ALBUQUERQUE, N.M. - Testimony gathered at a human-rights hearing in Albuquerque today will be included as part of an overall review of U.S. compliance with an international human rights treaty.

Ejim Dike, executive director of the U.S. Human Rights Network, the group organizing the hearing, said she expects testimony from Native Americans who have suffered long-term health problems from mining on their land, and also from immigrants sharing their experience of entering the United States.

"So, it's experiences that they've had, and that their family members have had - in particular, crossing the border," she said, "and also, experiences family members have had with being in detention."

Dike said testimony from human-rights hearings in New Mexico, Arizona and several other states will be included in a United Nations review of U.S. compliance with what is known as "CERD," the International Convention on the Elimination of All Forms of Racial Discrimination, next month in Geneva, Switzerland.

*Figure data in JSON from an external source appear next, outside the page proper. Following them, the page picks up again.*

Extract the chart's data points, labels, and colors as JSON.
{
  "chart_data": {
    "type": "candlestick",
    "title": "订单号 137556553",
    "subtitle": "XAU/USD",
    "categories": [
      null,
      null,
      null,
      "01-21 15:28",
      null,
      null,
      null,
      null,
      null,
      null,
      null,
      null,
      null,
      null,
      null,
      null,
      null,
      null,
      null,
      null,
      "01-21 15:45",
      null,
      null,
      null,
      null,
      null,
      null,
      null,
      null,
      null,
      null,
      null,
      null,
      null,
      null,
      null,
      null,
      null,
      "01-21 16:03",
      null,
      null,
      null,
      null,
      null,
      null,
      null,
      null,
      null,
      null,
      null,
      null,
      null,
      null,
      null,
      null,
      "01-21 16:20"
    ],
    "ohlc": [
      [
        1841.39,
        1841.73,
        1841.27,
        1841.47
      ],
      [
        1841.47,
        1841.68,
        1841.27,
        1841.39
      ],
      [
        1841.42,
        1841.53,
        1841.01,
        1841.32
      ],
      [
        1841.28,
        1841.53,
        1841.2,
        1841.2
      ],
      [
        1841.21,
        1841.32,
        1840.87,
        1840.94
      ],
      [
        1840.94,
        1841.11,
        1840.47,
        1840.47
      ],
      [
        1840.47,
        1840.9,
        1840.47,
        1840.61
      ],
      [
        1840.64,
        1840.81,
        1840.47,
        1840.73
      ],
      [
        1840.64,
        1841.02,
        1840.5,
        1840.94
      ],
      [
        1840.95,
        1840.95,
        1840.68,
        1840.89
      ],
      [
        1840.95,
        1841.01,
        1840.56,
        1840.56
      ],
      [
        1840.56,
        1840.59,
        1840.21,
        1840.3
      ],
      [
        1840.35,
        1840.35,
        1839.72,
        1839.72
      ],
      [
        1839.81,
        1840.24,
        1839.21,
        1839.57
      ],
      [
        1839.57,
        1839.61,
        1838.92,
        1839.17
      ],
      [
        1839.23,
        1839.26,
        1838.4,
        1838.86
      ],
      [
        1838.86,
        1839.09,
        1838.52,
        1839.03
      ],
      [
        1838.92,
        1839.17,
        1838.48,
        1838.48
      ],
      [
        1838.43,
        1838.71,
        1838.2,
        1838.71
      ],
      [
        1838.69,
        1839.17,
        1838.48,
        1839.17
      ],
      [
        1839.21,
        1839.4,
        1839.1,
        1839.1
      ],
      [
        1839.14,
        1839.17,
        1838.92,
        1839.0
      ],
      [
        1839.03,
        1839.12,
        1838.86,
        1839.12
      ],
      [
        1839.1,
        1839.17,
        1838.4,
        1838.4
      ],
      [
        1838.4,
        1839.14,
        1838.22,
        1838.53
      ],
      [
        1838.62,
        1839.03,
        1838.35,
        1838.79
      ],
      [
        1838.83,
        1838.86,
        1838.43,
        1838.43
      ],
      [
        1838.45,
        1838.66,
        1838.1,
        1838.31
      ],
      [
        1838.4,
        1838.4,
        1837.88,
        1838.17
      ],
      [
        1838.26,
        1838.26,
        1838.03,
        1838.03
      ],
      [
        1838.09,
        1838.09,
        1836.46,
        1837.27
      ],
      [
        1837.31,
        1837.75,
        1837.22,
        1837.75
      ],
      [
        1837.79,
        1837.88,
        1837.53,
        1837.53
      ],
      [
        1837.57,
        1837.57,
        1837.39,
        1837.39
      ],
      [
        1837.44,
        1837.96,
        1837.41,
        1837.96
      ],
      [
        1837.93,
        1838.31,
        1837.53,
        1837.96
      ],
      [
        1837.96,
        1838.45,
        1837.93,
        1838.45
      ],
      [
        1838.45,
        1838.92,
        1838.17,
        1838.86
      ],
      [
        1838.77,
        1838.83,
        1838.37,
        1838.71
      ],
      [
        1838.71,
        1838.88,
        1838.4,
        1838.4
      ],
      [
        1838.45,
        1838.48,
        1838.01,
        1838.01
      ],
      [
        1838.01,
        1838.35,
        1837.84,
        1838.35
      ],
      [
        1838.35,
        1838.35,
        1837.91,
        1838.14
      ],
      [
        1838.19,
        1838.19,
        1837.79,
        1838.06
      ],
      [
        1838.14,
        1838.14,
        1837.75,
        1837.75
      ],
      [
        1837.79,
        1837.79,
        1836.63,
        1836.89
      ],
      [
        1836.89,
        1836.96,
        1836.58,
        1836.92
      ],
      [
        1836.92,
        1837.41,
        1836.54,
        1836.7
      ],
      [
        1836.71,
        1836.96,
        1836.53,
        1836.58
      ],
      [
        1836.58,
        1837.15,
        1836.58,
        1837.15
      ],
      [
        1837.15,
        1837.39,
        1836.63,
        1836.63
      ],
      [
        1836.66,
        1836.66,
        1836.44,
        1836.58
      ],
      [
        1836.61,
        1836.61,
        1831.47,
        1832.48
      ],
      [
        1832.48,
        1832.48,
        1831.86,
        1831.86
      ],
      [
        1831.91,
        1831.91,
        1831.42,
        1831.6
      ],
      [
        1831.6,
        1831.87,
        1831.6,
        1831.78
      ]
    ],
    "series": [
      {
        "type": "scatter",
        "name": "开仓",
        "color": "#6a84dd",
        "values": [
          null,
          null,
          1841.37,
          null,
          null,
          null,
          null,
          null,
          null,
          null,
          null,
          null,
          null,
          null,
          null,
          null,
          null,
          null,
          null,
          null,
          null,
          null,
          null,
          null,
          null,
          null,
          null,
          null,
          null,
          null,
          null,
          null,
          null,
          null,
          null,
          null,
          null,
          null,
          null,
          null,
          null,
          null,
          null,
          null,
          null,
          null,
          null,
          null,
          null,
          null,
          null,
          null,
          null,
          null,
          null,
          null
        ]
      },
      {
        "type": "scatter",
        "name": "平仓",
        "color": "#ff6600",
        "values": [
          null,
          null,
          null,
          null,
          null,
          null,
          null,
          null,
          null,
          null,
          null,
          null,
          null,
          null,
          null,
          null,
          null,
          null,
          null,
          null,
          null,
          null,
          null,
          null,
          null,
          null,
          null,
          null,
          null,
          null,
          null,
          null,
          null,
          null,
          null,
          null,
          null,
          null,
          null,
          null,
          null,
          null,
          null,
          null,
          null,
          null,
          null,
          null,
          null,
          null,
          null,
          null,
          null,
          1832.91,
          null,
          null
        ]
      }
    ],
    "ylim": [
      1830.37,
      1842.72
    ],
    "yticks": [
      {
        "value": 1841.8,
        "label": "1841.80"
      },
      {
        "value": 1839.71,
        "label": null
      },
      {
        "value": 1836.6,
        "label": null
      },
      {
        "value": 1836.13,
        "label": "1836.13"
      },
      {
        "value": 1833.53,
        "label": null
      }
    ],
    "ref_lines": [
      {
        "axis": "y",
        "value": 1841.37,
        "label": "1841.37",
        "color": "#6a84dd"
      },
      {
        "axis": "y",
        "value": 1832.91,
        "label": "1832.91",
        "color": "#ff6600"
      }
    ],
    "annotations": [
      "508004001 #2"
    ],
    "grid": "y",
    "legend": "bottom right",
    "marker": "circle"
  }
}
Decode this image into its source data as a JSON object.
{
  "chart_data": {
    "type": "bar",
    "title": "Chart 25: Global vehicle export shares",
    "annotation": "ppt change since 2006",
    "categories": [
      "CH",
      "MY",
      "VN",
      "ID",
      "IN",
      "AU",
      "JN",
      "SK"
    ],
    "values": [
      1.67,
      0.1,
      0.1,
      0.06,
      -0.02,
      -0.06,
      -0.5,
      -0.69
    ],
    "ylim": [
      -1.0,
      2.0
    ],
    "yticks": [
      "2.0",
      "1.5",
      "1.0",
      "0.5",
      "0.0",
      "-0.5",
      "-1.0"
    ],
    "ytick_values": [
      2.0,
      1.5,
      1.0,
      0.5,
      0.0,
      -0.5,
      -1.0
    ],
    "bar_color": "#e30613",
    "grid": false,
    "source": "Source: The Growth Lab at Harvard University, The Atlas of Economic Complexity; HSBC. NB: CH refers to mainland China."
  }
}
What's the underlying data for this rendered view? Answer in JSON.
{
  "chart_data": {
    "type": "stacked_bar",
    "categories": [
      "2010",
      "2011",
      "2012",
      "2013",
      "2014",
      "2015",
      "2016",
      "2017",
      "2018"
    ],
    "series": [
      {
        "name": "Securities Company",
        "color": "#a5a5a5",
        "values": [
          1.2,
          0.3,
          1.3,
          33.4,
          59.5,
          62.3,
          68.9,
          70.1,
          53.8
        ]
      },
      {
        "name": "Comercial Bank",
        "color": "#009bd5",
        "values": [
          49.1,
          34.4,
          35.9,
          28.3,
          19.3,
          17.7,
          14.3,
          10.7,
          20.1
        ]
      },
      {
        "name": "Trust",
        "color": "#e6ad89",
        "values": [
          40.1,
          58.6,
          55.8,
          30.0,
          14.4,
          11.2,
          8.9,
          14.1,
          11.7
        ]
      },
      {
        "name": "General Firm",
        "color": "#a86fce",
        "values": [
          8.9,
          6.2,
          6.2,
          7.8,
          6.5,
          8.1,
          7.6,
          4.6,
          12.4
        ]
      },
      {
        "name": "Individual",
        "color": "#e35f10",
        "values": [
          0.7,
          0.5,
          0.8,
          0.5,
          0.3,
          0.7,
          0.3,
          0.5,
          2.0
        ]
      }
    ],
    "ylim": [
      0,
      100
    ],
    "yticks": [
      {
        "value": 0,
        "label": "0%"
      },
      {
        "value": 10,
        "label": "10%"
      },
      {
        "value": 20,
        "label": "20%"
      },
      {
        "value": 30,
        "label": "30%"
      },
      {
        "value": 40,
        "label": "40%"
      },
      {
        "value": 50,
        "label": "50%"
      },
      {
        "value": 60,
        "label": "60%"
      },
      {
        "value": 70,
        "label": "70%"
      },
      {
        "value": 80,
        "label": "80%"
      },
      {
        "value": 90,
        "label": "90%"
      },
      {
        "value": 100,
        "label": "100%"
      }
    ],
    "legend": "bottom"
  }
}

Dike said America's treatment of the nearly 60,000 undocumented children who have entered the United States in the past year will likely be under international scrutiny next month. For a nation with a rich history of promoting and protecting human rights, she said she thinks the United States isn't showing leadership in its treatment of children fleeing some of the deadliest places on Earth.

"Not in this case, they have not been doing that," she said. "Starting to deport children back into dangerous situations is not an example of a human rights champion."

Dike said the undocumented children provide an opportunity for the United States to show the rest of the world how it treats innocent victims fleeing street gangs, sexual slavery and other deadly factors in Honduras, El Salvador and Guatemala.

The hearing is to begin at 6 p.m. today at the Albuquerque Center for Peace and Justice, 202 Harvard Drive S.E., Albuquerque. Information on the hearing is online at salsa3.salsalabs.com.